Some good news from the Supreme Court today. They declined to hear a case involving the Arkansas 12-Week Abortion ban, a ban that had been invalidated as unconstitutional by the lower Federal District and Circuit Courts. By declining to hear the case, the rulings of those lower courts stand and the ban remains forever unconstitutional. This is a devastating blow to conservatives hoping for a reversal of Roe v. Wade or Planned Parenthood v. Casey anytime soon.

David Brooks is panicking:

The Tea Party, Ted Cruz’s natural vehicle, has 17 percent popular support, according to Gallup. The idea that most women, independents or mainstream order-craving suburbanites would back a guy who declares his admiration for Vladimir Putin is a mirage. The idea that the G.O.P. can march into the 21st century intentionally alienating every person of color is borderline insane.

Worse is the prospect that one of them might somehow win. Very few presidents are so terrible that they genuinely endanger their own nation, but Trump and Cruz would go there and beyond. Trump is a solipsistic branding genius whose “policies” have no contact with Planet Earth and who would be incapable of organizing a coalition, domestic or foreign.

Cruz would be as universally off-putting as he has been in all his workplaces. He’s always been good at tearing things down but incompetent when it comes to putting things together.
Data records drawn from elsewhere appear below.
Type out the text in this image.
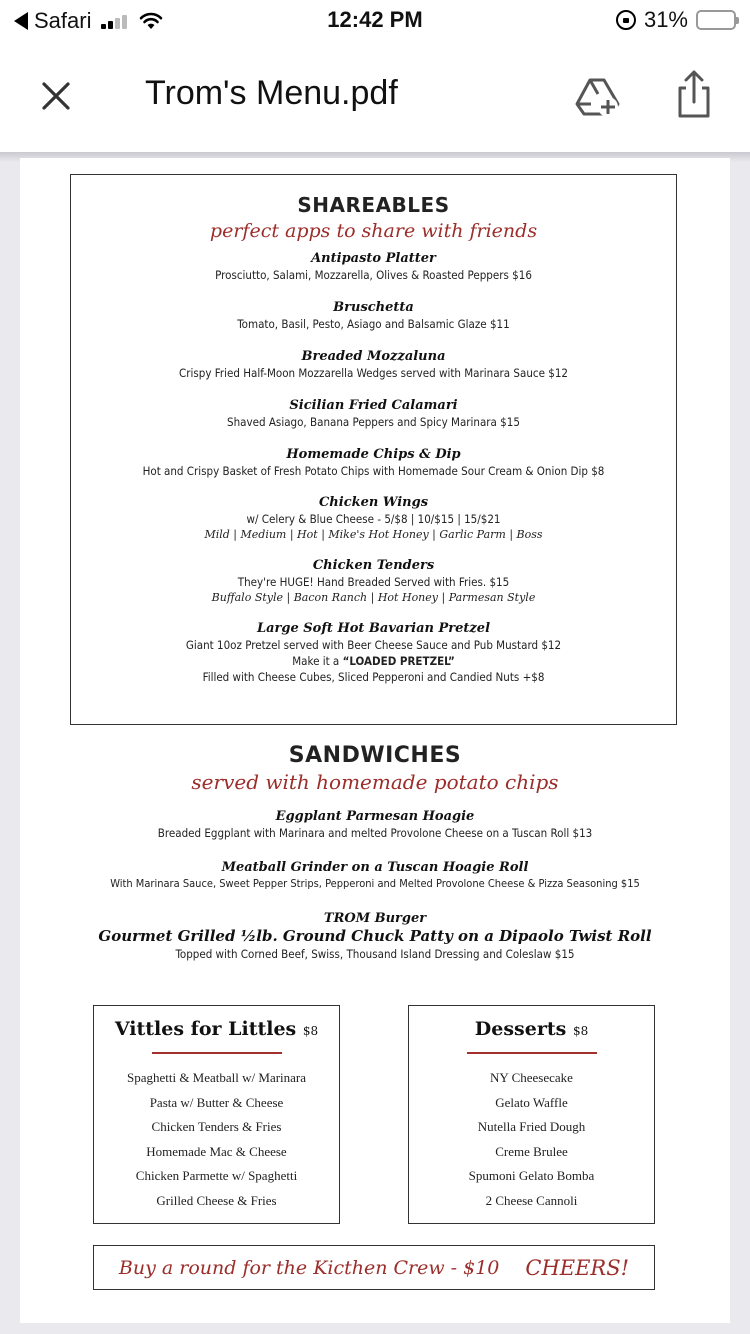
Safari	12:42 PM	31%
Trom's Menu.pdf
SHAREABLES
perfect apps to share with friends
Antipasto Platter
Prosciutto, Salami, Mozzarella, Olives & Roasted Peppers $16
Bruschetta
Tomato, Basil, Pesto, Asiago and Balsamic Glaze $11
Breaded Mozzaluna
Crispy Fried Half-Moon Mozzarella Wedges served with Marinara Sauce $12
Sicilian Fried Calamari
Shaved Asiago, Banana Peppers and Spicy Marinara $15
Homemade Chips & Dip
Hot and Crispy Basket of Fresh Potato Chips with Homemade Sour Cream & Onion Dip $8
Chicken Wings
w/ Celery & Blue Cheese - 5/$8 | 10/$15 | 15/$21
Mild | Medium | Hot | Mike's Hot Honey | Garlic Parm | Boss
Chicken Tenders
They're HUGE! Hand Breaded Served with Fries. $15
Buffalo Style | Bacon Ranch | Hot Honey | Parmesan Style
Large Soft Hot Bavarian Pretzel
Giant 10oz Pretzel served with Beer Cheese Sauce and Pub Mustard $12
Make it a “LOADED PRETZEL”
Filled with Cheese Cubes, Sliced Pepperoni and Candied Nuts +$8
SANDWICHES
served with homemade potato chips
Eggplant Parmesan Hoagie
Breaded Eggplant with Marinara and melted Provolone Cheese on a Tuscan Roll $13
Meatball Grinder on a Tuscan Hoagie Roll
With Marinara Sauce, Sweet Pepper Strips, Pepperoni and Melted Provolone Cheese & Pizza Seasoning $15
TROM Burger
Gourmet Grilled ½lb. Ground Chuck Patty on a Dipaolo Twist Roll
Topped with Corned Beef, Swiss, Thousand Island Dressing and Coleslaw $15
Vittles for Littles $8
Spaghetti & Meatball w/ Marinara
Pasta w/ Butter & Cheese
Chicken Tenders & Fries
Homemade Mac & Cheese
Chicken Parmette w/ Spaghetti
Grilled Cheese & Fries
Desserts $8
NY Cheesecake
Gelato Waffle
Nutella Fried Dough
Creme Brulee
Spumoni Gelato Bomba
2 Cheese Cannoli
Buy a round for the Kicthen Crew - $10 CHEERS!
Paul Waldman analyzes the charge that President Obama is a divisive president:

Yet if you spend some time investigating what evidence Republicans offer when they call Obama divisive, what you find is not actually evidence at all, but their own skewed interpretations of events. “He says ‘It’s my way or the highway’ on legislation!”, they charge — although he doesn’t actually say that. It’s just that he has a different legislative agenda than they do. “He crammed ObamaCare down our throats!” — this is a sentence that has been written and spoken a thousand times (just Google it for yourself). Back on Planet Earth, the Affordable Care Act spent over a year going through endless hearings, floor speeches, and debates, and in the end passed the House and Senate and was signed by the president, which you may recall is how a bill becomes a law.
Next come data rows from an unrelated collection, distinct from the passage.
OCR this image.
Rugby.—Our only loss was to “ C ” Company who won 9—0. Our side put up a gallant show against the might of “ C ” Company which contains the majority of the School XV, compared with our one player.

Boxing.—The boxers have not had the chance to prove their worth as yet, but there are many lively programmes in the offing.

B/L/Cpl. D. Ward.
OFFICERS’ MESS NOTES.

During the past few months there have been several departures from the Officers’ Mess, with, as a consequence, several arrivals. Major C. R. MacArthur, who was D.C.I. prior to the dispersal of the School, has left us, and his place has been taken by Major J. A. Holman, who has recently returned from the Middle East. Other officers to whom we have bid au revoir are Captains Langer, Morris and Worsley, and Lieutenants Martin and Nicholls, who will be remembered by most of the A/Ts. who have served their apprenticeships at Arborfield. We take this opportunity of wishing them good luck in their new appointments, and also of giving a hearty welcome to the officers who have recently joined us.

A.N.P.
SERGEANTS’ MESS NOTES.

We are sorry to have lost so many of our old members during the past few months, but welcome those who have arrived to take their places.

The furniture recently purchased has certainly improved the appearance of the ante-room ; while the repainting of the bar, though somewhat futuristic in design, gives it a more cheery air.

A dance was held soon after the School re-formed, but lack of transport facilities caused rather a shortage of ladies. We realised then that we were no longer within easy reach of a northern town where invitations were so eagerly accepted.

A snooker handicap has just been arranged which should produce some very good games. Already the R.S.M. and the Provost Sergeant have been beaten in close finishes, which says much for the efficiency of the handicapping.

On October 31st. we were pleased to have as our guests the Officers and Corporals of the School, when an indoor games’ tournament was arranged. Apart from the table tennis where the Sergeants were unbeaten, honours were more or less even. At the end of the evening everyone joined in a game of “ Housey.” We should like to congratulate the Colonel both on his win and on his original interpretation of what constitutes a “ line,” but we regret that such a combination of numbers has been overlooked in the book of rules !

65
Here’s the truth: You might like Barack Obama or you might not; you might think he has been a good president or a bad one. But the idea that blame for the political divisions we confront lies solely or even primarily at his door is positively deranged.
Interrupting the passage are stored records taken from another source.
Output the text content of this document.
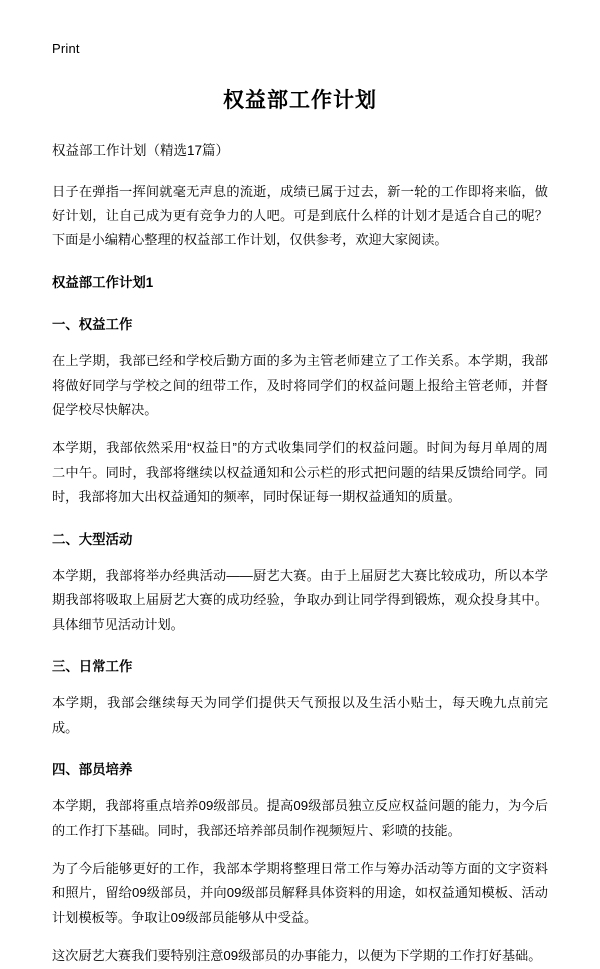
Print
权益部工作计划
权益部工作计划（精选17篇）

日子在弹指一挥间就毫无声息的流逝，成绩已属于过去，新一轮的工作即将来临，做好计划，让自己成为更有竞争力的人吧。可是到底什么样的计划才是适合自己的呢？下面是小编精心整理的权益部工作计划，仅供参考，欢迎大家阅读。

权益部工作计划1
一、权益工作

在上学期，我部已经和学校后勤方面的多为主管老师建立了工作关系。本学期，我部将做好同学与学校之间的纽带工作，及时将同学们的权益问题上报给主管老师，并督促学校尽快解决。

本学期，我部依然采用“权益日”的方式收集同学们的权益问题。时间为每月单周的周二中午。同时，我部将继续以权益通知和公示栏的形式把问题的结果反馈给同学。同时，我部将加大出权益通知的频率，同时保证每一期权益通知的质量。

二、大型活动

本学期，我部将举办经典活动——厨艺大赛。由于上届厨艺大赛比较成功，所以本学期我部将吸取上届厨艺大赛的成功经验，争取办到让同学得到锻炼，观众投身其中。具体细节见活动计划。

三、日常工作

本学期，我部会继续每天为同学们提供天气预报以及生活小贴士，每天晚九点前完成。

四、部员培养

本学期，我部将重点培养09级部员。提高09级部员独立反应权益问题的能力，为今后的工作打下基础。同时，我部还培养部员制作视频短片、彩喷的技能。

为了今后能够更好的工作，我部本学期将整理日常工作与筹办活动等方面的文字资料和照片，留给09级部员，并向09级部员解释具体资料的用途，如权益通知模板、活动计划模板等。争取让09级部员能够从中受益。

这次厨艺大赛我们要特别注意09级部员的办事能力，以便为下学期的工作打好基础。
Harry Enten says Donald Trump is Sarah Palin 2.0:

1. They’re not all that conservative

Palin has a reputation for being very conservative, but she’s not. OnTheIssues.org, which grades public statements, rates her as a “moderate conservative.” Palin supported a pathway to citizenship for undocumented immigrants. She has described herself as a feminist. Palin is far less conservative than other Republican bigwigs, such as Ted Cruz and Marco Rubio; both rate as “hard-core conservatives.”

Palin’s ideology lines up much better with Trump’s. When you convert Palin’s and Trump’s OnTheIssues grades to a -100 (most liberal) to 100 (most conservative) scale,1 Palin and Trump have nearly identical scores (47.4 for Palin and 47.5 for Trump). Trump has strayed from conservative orthodoxy on abortion, foreign policy, gay marriage, Social Security and a whole host of other issues. Palin is more interested in outsider credentials than conservative bona fides.